# 2010 Sram Force front derailleur problems



## penn_rider (Jul 11, 2009)

I have 2010 Sram Force and I (we) can't get the FD to keep from rubbing on the bottom half of the cassette. It has been back to the shop twice and still no luck. I have also noticed that the trim feature in the shifter only actuates when in the large chain ring, there is not a trim position while down in the small chain ring. Would the FD need a different set up from last year because of this? It is driving me nuts.....


----------



## alias33 (Sep 15, 2008)

thw trim is only for the large chain ring, try angling out the cage a bit to get rid of the rub


----------



## -dustin (Jan 11, 2009)

Proper alignment cures most of the rubbing in the little chainring. will still get some in the smallest cog, and perhaps the next.

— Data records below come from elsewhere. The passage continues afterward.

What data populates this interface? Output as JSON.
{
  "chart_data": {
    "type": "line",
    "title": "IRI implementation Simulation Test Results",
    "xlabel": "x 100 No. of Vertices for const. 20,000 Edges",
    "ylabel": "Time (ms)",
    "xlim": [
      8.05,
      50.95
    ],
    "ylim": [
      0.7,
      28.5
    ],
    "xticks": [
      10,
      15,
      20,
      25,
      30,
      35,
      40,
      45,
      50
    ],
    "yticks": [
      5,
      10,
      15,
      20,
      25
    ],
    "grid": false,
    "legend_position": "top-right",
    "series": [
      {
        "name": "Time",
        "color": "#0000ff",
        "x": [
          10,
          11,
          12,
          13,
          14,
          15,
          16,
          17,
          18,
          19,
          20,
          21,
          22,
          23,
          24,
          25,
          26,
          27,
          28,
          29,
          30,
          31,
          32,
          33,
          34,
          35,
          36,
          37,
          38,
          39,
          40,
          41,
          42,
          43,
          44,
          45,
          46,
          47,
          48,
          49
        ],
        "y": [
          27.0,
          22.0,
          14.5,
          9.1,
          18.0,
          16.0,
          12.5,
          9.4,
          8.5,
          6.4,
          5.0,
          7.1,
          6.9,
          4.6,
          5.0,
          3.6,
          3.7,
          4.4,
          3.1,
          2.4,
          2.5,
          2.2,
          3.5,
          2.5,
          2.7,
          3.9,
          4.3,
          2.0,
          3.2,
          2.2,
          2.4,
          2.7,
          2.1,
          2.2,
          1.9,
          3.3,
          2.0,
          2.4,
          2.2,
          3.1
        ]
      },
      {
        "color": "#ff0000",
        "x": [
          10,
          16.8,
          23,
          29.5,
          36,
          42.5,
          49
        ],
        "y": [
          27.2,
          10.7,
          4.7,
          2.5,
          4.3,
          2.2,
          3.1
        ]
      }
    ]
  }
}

and, as stated, trim is only in the big ring.


----------



## penn_rider (Jul 11, 2009)

Well,, of course proper alignment will cure most of the rubbing, but why is it hard if not an absolute pain to be done properly (If their is a proper way to do it)? I would think that the design should not have any rub, but that is my way of thinking. I have no rub on 8 year old campy daytona 10 speed. 2010 tech should be better, no? Maybe I am asking too much..


----------



## Double-Tap (Mar 11, 2009)

There should be a tapered shim available to pull the tail of the FD off the chainring. Check with your dealer.


----------



## Dustin4931 (Sep 21, 2009)

*Problems Aligning Sram Force 2010 Rear Derailleur*

Problem solved...


----------



## AvantDale (Dec 26, 2008)

I'm on week three of my Force setup. The first week I was getting chain suck and my rear was randomly skipping a tooth.

After a return trip to the bike shop...all is running smooth now. I don't rub when I cross chain either.

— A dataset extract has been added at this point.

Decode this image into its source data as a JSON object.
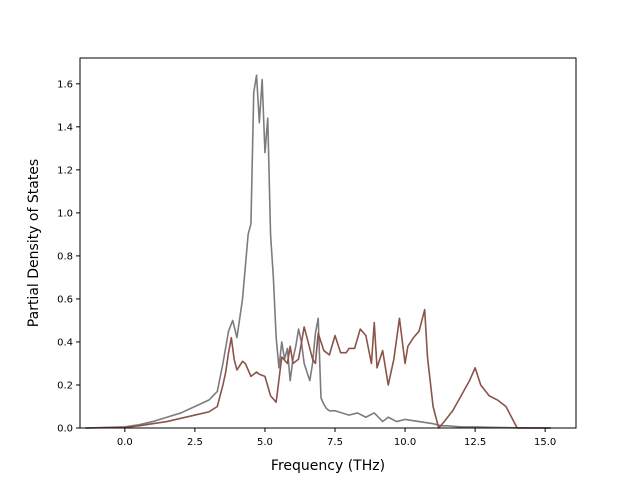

The mechanic maybe needs to actually ride the bike to get a feel for it. Mine took my bike for a spin...I can tell...the seat was jacked way up. :lol:


----------



## mgreen11 (Mar 31, 2010)

Dustin4931 said:


> I just bought the new Sram Force 2010 group and I've already been back to my LBS 3 times in the last 5 days to get the 8th gear (my cassette is 11-28) to stop "jumping" when I put a load on it in either the big or small ring (compact crank). It's not actually changing gears, the chain is just "jumping" off the cassette long enough for me to lose my momentum. Really frustrating. My LBS keeps assuring me it's a cable tension issue, but I can't figure out why they can't get this to work properly. What a pain.
> 
> The rest of the gears work perfectly. Well, almost. Like the other post I read, I can't get rid of the rub on the front derailleur in the little chain ring either when I'm trying for the 8th, 9th or 10th hardest gears. My understanding from the reviews I've read is that I should be able to get at least gear 8 and 9 to work without rubbing. Arg. Never had these problems -- EVER -- with my Ultegra system. Wondering if I made a mistake in upgrading.
> 
> Anyone having the same problem?


Dustin,
My brand new Neuvation f100 w/ Rival had a small jump going on. Couple spins of the barrel adjuster on the rear derailleur and it's flawless. 

Basically, every couple rotations of the crank, the chain would grab a bigger cog in the rear, and lift, but never go into that gear.

Mike


----------



## Dustin4931 (Sep 21, 2009)

Hey Mike, 
Thanks. Solved that problem as well. When I bought it, the bike didn't come with a SRAM chain and the quick link used wasn't quite the same size as the other links. Removed the quick link and pinned the chain and everything worked perfectly.
Dustin


----------